The Campaign Spot

The Washington Post’s Schizophrenia on Obama’s and Jim Johnson’s Mortgages

Interesting. On page A3, Joe Stephens of the Washington Post breaks the news about Obama getting a discounted mortgage on his mansion.

Then, on the op-ed pages, not once but twice we see comments that departed Obama veep-vetter Jim Johnson’s mortgage deal with is Countrywide is no big deal and none of our business. (What, did some folks at the Post get the same deal?)
A staff editorial:

Ditto Mr. Johnson. Like many people, he made a lot of money at Fannie Mae at a time when its accounting was messed up. As a wealthy person, he got a mortgage that may or may not have been more favorable than the mortgages available to other wealthy people. Mr. Obama handled the controversy clumsily. But, once more, this episode tells us nothing important about Mr. Obama. Mr. Johnson as Washington insider? Please. Mr. Obama sought the help of a Democrat who had experience vetting potential vice presidential running mates.

Ruth Marcus:

True, playing endless rounds of “his surrogate said WHAT?” makes talking about flip-flops look like the Lincoln-Douglas debates — serious fare compared with fixating on whether the vice presidential vetter got a good rate on his mortgage.
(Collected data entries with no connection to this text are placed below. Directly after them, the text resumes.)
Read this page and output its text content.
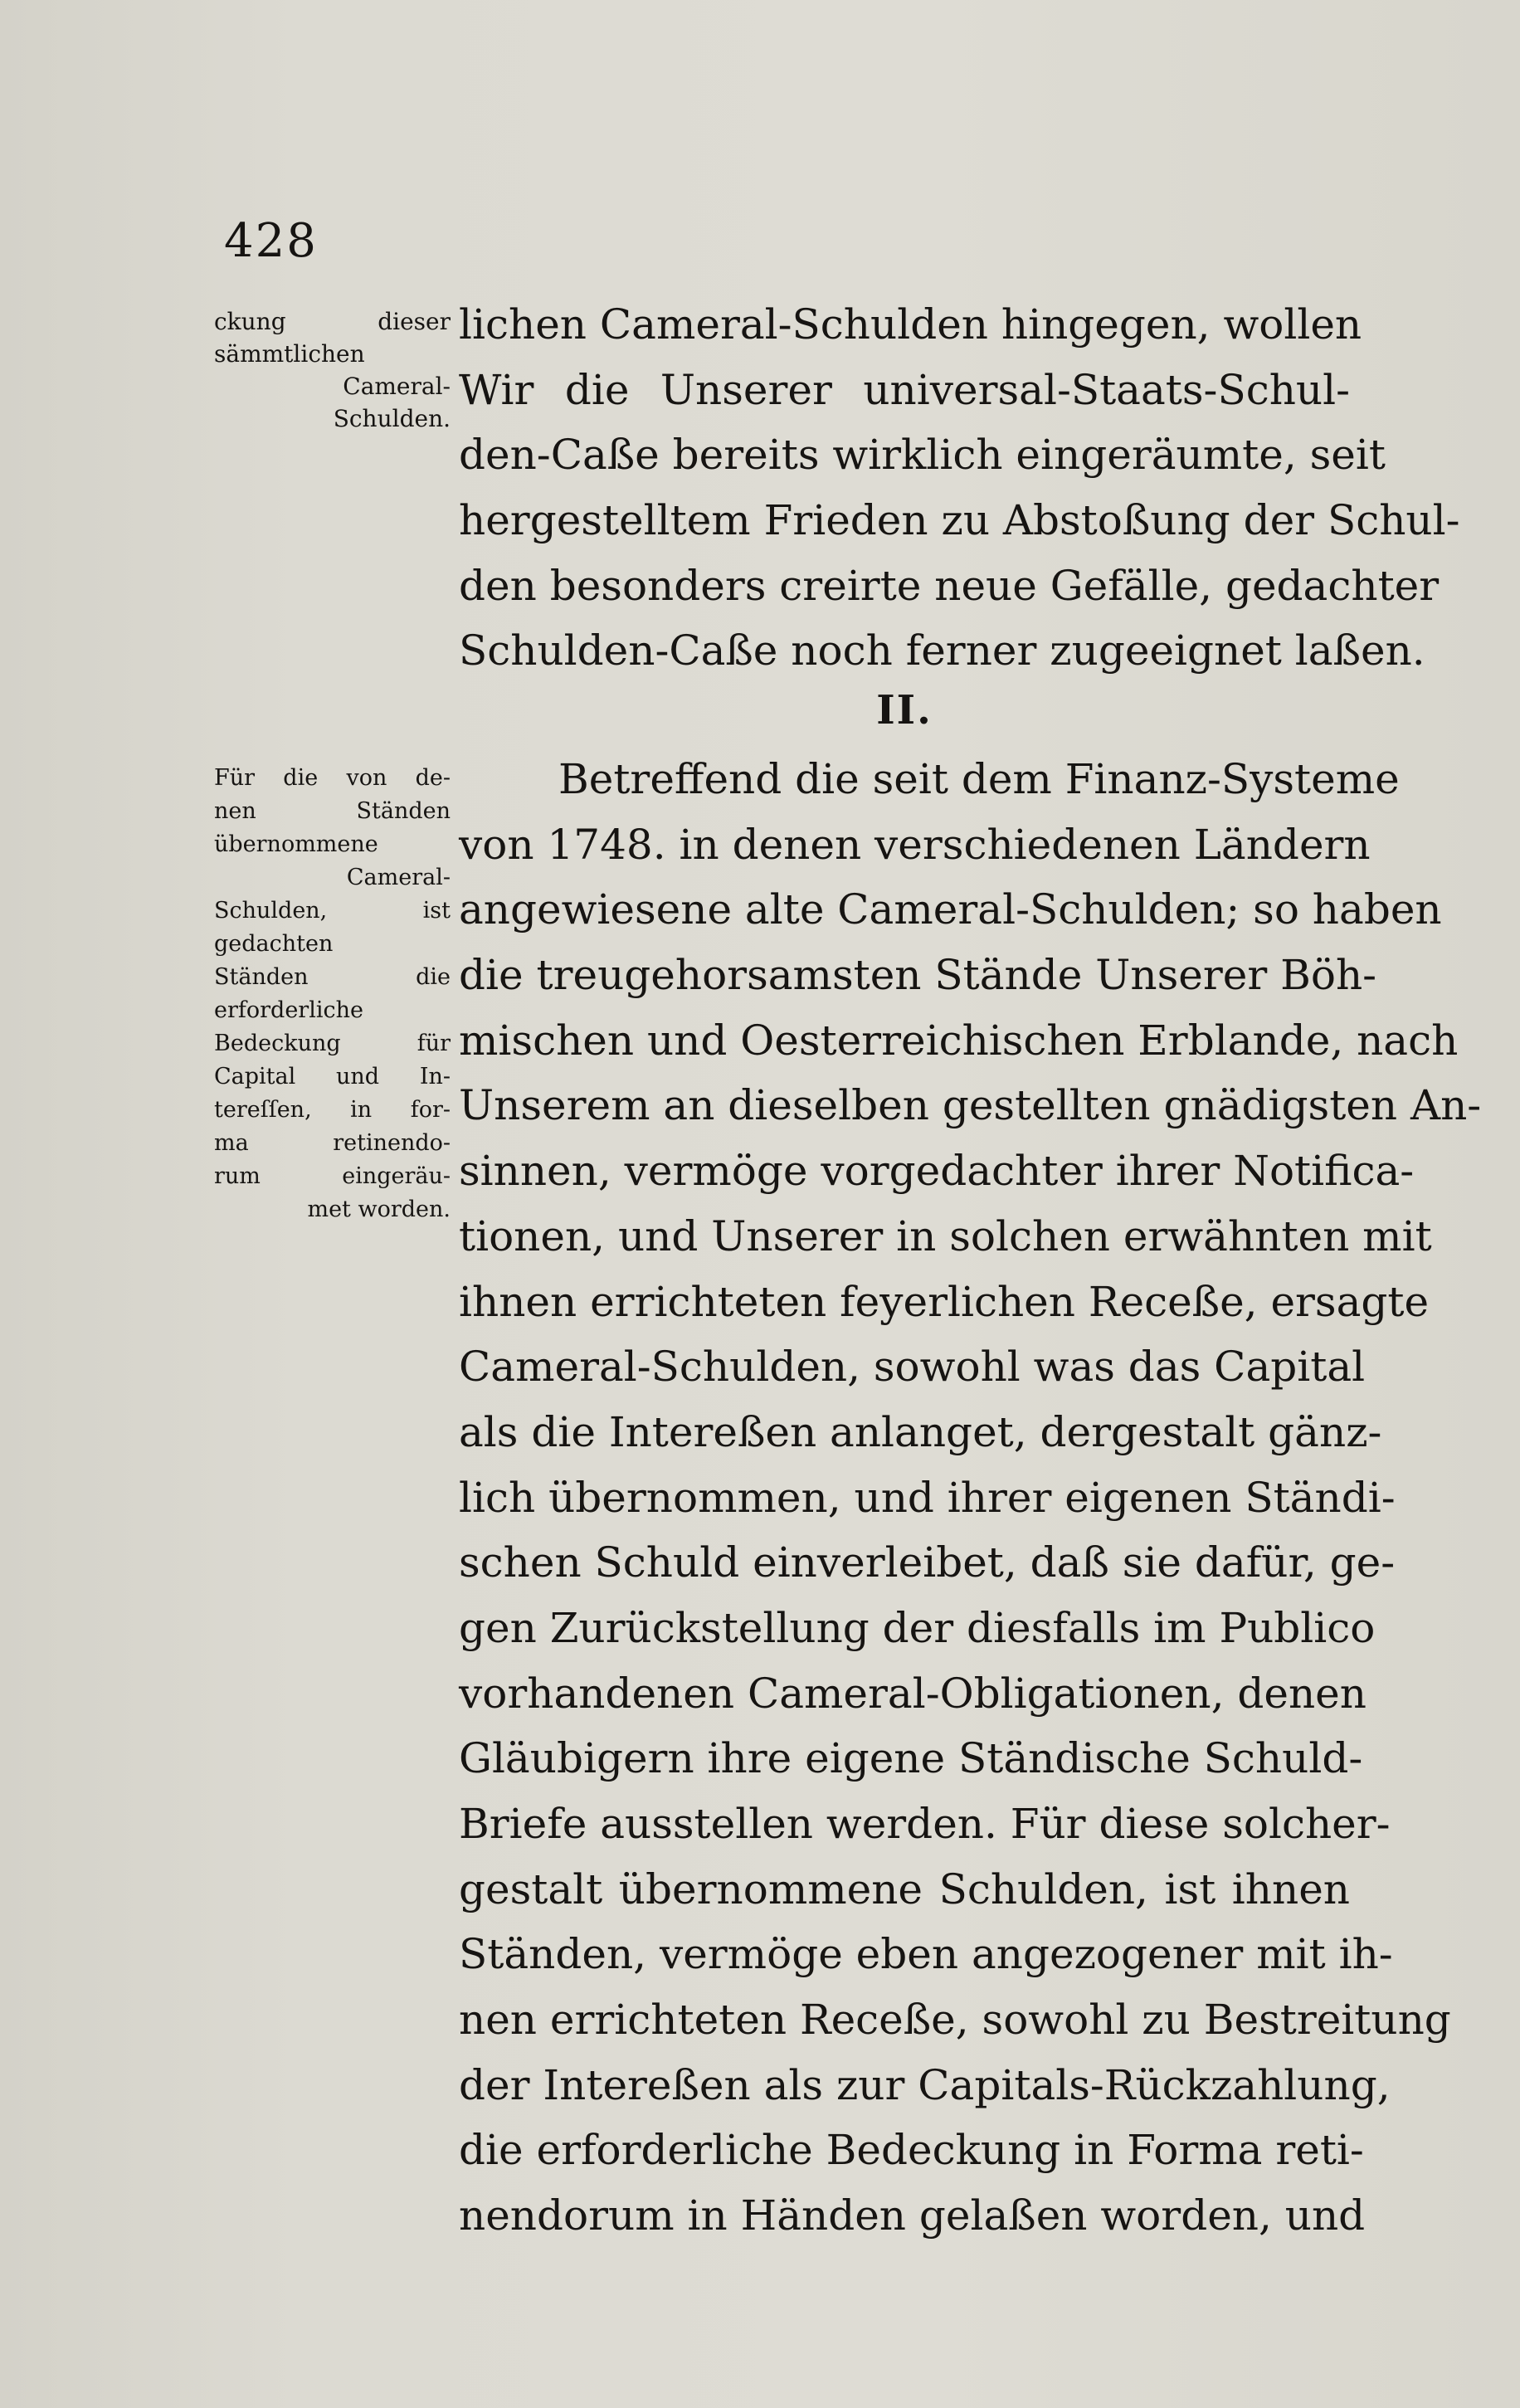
428
ckung dieser
sämmtlichen
Cameral-
Schulden.
lichen Cameral-Schulden hingegen, wollen
Wir die Unserer universal-Staats-Schul-
den-Caße bereits wirklich eingeräumte, seit
hergestelltem Frieden zu Abstoßung der Schul-
den besonders creirte neue Gefälle, gedachter
Schulden-Caße noch ferner zugeeignet laßen.
II.
Für die von de-
nen Ständen
übernommene
Cameral-
Schulden, ist
gedachten
Ständen die
erforderliche
Bedeckung für
Capital und In-
tereſſen, in for-
ma retinendo-
rum eingeräu-
met worden.
Betreffend die seit dem Finanz-Systeme
von 1748. in denen verschiedenen Ländern
angewiesene alte Cameral-Schulden; so haben
die treugehorsamsten Stände Unserer Böh-
mischen und Oesterreichischen Erblande, nach
Unserem an dieselben gestellten gnädigsten An-
sinnen, vermöge vorgedachter ihrer Notifica-
tionen, und Unserer in solchen erwähnten mit
ihnen errichteten feyerlichen Receße, ersagte
Cameral-Schulden, sowohl was das Capital
als die Intereßen anlanget, dergestalt gänz-
lich übernommen, und ihrer eigenen Ständi-
schen Schuld einverleibet, daß sie dafür, ge-
gen Zurückstellung der diesfalls im Publico
vorhandenen Cameral-Obligationen, denen
Gläubigern ihre eigene Ständische Schuld-
Briefe ausstellen werden. Für diese solcher-
gestalt übernommene Schulden, ist ihnen
Ständen, vermöge eben angezogener mit ih-
nen errichteten Receße, sowohl zu Bestreitung
der Intereßen als zur Capitals-Rückzahlung,
die erforderliche Bedeckung in Forma reti-
nendorum in Händen gelaßen worden, und
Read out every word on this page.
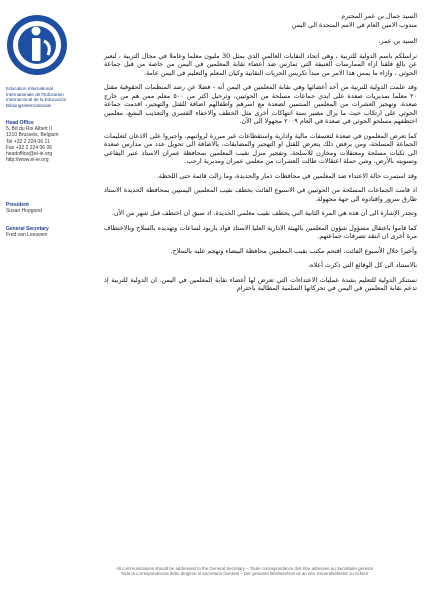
Education International
Internationale de l'Education
Internacional de la Educación
Bildungsinternationale
Head Office
5, Bd du Roi Albert II
1210 Brussels, Belgium
Tel +32 2 224 06 11
Fax +32 2 224 06 06
headoffice@ei-ie.org
http://www.ei-ie.org
President
Susan Hopgood
General Secretary
Fred van Leeuwen
السيد جمال بن عمر المحترم
مندوب الامين العام في الامم المتحدة الى اليمن

السيد بن عمر،

نراسلكم باسم الدولية للتربية ، وهي اتحاد النقابات العالمي الذي يمثل 30 مليون معلما وعاملا في مجال التربية ، لنعبر عن بالغ قلقنا ازاء الممارسات العنيفة التي تمارس ضد أعضاء نقابة المعلمين في اليمن من خاصة من قبل جماعة الحوثي ، وازاء ما يمس هذا الامر من مبدأ تكريس الحريات النقابية وكيان المعلم والتعليم في اليمن عامة.

وقد علمت الدولية للتربية من أحد أعضائها وهي نقابة المعلمين في اليمن أنه - فضلا عن رصد المنظمات الحقوقية مقتل ٢٠ معلما بمديريات صعدة على ايدي جماعات مسلحة من الحوثيين، وترحيل اكثر من ٥٠٠ معلم ممن هم من خارج صعدة، وتهجير العشرات من المعلمين المنتمين لصعدة مع اسرهم واطفالهم اضافة للقتل والتهجير، اقدمت جماعة الحوثي على ارتكاب حيث ما يزال مصير ستة انتهاكات أخرى مثل الخطف والاخفاء القسري والتعذيب البشع، معلمين اختطفهم مسلحو الحوثي في صعدة في العام ٢٠٠٩ مجهولا الى الآن.

كما تعرض المعلمون في صعدة لتعسفات مالية وادارية واستقطاعات غير مبررة لرواتبهم، واجبروا على الاذعان لتعليمات الجماعة المسلحة، ومن يرفض ذلك يتعرض للقتل او التهجير والمضايقات، بالاضافة الى تحويل عدد من مدارس صعدة الى ثكنات مسلحة ومعتقلات ومخازن للاسلحة، وتفجير منزل نقيب المعلمين بمحافظة عمران الاستاذ عتير اليفاعي وتسويته بالأرض، وشن حملة اعتقالات طالت العشرات من معلمي عمران ومديرية ارحب.

وقد استمرت حالة الاعتداء ضد المعلمين في محافظات ذمار والحديدة، وما زالت قائمة حتى اللحظة.

اذ قامت الجماعات المسلحة من الحوثيين في الاسبوع الفائت بخطف نقيب المعلمين اليمنيين بمحافظة الحديدة الاستاذ طارق سرور واقتادوه الى جهة مجهولة.

وتجدر الإشارة الى أن هذه هي المرة الثانية التي يخطف نقيب معلمي الحديدة، اذ سبق ان اختطف قبل شهر من الآن.

كما قاموا باعتقال مسؤول شؤون المعلمين بالهيئة الادارية العليا الاستاذ فواد باريود لساعات وتهديده بالسلاح وبالاختطاف مرة أخرى ان انتقد تصرفات جماعتهم.

وأخيرا خلال الأسبوع الفائت، اقتحم مكتب نقيب المعلمين محافظة البيضاء وتهجم عليه بالسلاح.

بالاستناد الى كل الوقائع التي ذكرت أعلاه،

نستنكر الدولية للتعليم بشدة عمليات الاعتداءات التي تعرض لها أعضاء نقابة المعلمين في اليمن. ان الدولية للتربية إذ تدعم نقابة المعلمين في اليمن في تحركاتها السلمية المطالبة باحترام

All communications should be addressed to the General Secretary – Toute correspondance doit être adressée au Secrétaire général
Toda la correspondencia debe dirigirse al Secretario General – Der gesamte Briefwechsel ist an den Generalsekretär zu richten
The point wasn’t merely that Johnson got a good rate; it was that he got a sweetheart loan from Countrywide’s CEO, while Team Obama had whacked Clinton strategist Mark Penn for having worked with Countrywide. The Obama campaign was left arguing that ties to that lender were inherently corrupting for their foes, but left no moral taint on members of their own camp.
An article like Stephens’ rarely comes together overnight. And the moment he found something newsworthy — like the fact that the candidate denouncing “predatory lenders” got a below-average interest rate on a “super super jumbo” mortgage — it probably got sent up the editorial chain of command and generated buzz in the newsroom. One can’t help but wonder if some members of the Post’s editorial side are trying to undo the damage to Obama inflicted by the news side.
The editors and Ruth Marcus are wrong, of course. In just about every speech, Barack Obama denounces corporate CEOs who run their companies into trouble and then leave with enormous salaries and bonuses. Jim Johnson’s tenure at Fannie Mae was exactly that. And no one in the Democratic Party has ever said so, or mentioned him in a speech as example of the problem.
By donating to Democrats, by having close ties to powerful Democrats, by working for powerful Democrats, Jim Johnson has proven that you can be a bad manager, a vastly overpaid CEO, and you can buy absolution.